Interoperability and easy roaming
Multiple standards of 3G make it difficult to roam and interoperate across various networks, whereas 4G provides a global standard that provides global mobility. Various heterogeneous wireless access networks typically differ in terms of coverage, data rate, latency, and loss rate. Therefore, each of them is practically designed to support a different set of specific services and devices, 4G will encompass various types of terminals, which may have to provide common services independently of their capabilities.
Fully converged services
If a user want to be able to access the network from lots of different platforms: cell phones, laptops, PDAs he is free to do so in 4G which delivers connectivity intelligent and flexible enough to support streaming video, VoIP telephony, still or moving images, e-mail, Web browsing, e-commerce, and location-based services through a wide variety of devices. That means Freedom for consumers.
4G systems will prove far cheaper than 3G, since they can be built atop existing networks and won’t require operators to completely retool and won’t require carriers to purchase costly extra spectrum. In addition to being a lot more cost efficient, 4G is spectrally efficient, so carriers can do more with less.
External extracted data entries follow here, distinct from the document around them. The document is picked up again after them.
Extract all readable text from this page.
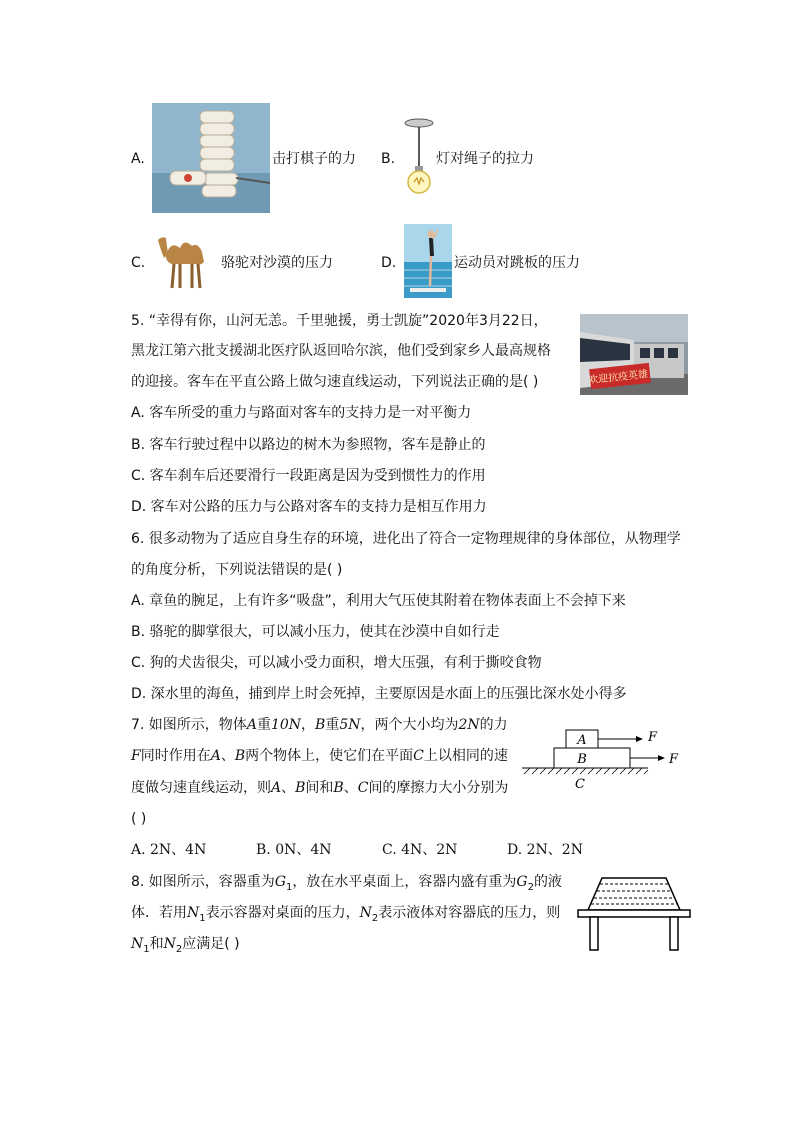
A.	击打棋子的力 B.	灯对绳子的拉力
C.	骆驼对沙漠的压力	D.	运动员对跳板的压力
5. “幸得有你，山河无恙。千里驰援，勇士凯旋”2020年3月22日，
黑龙江第六批支援湖北医疗队返回哈尔滨，他们受到家乡人最高规格
的迎接。客车在平直公路上做匀速直线运动，下列说法正确的是( )	欢迎抗疫英雄
A. 客车所受的重力与路面对客车的支持力是一对平衡力
B. 客车行驶过程中以路边的树木为参照物，客车是静止的
C. 客车刹车后还要滑行一段距离是因为受到惯性力的作用
D. 客车对公路的压力与公路对客车的支持力是相互作用力
6. 很多动物为了适应自身生存的环境，进化出了符合一定物理规律的身体部位，从物理学
的角度分析，下列说法错误的是( )
A. 章鱼的腕足，上有许多“吸盘”，利用大气压使其附着在物体表面上不会掉下来
B. 骆驼的脚掌很大，可以减小压力，使其在沙漠中自如行走
C. 狗的犬齿很尖，可以减小受力面积，增大压强，有利于撕咬食物
D. 深水里的海鱼，捕到岸上时会死掉，主要原因是水面上的压强比深水处小得多
7. 如图所示，物体A重10N，B重5N，两个大小均为2N的力
F同时作用在A、B两个物体上，使它们在平面C上以相同的速
度做匀速直线运动，则A、B间和B、C间的摩擦力大小分别为
( )
A
B
C
F
F
A. 2N、4N	B. 0N、4N	C. 4N、2N	D. 2N、2N
8. 如图所示，容器重为$G_1$，放在水平桌面上，容器内盛有重为$G_2$的液
体．若用$N_1$表示容器对桌面的压力，$N_2$表示液体对容器底的压力，则
$N_1$和$N_2$应满足( )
Challenges in migration to 4g in Computer Science Research
- Multimode user terminals : With 4G there will be a need to design a single user terminal that can operate in different wireless networks and overcome the design problems such as limitations in size of the device, its cost and power consumption. This problem can be solved by using software radio approach i.e. user terminal adapts itself to the wireless interfaces of the network.
- Selection among various wireless systems : Every wireless system has its unique characteristics and roles. The proliferation of wireless technologies complicates the selection of most suitable technology for a particular service at a particular place and time. This can be handled by making the selection according to the best possible fit of user QoS requirements and available network resources.
- Security Heterogeneity of wireless networks complicates the security issue : Dynamic reconfigurable, adaptive and lightweight security mechanisms should be developed.
- Network infrastructure and QoS support : Integrating the existing non-IP and IP-based systems and providing QoS guarantee for end-to-end services that involve different systems is also a big challenge.
- Charging/ billing : It is troublesome to collect, manage and store the customers’ accounts information from multiple service providers. Similarly, billing customers with simple but information is not an easy task.
- Attacks on application level: 4G cellular wireless devices will be known for software applications which will provide innovative feature to the user but will introduce new holes, leading to more attacks at the application level.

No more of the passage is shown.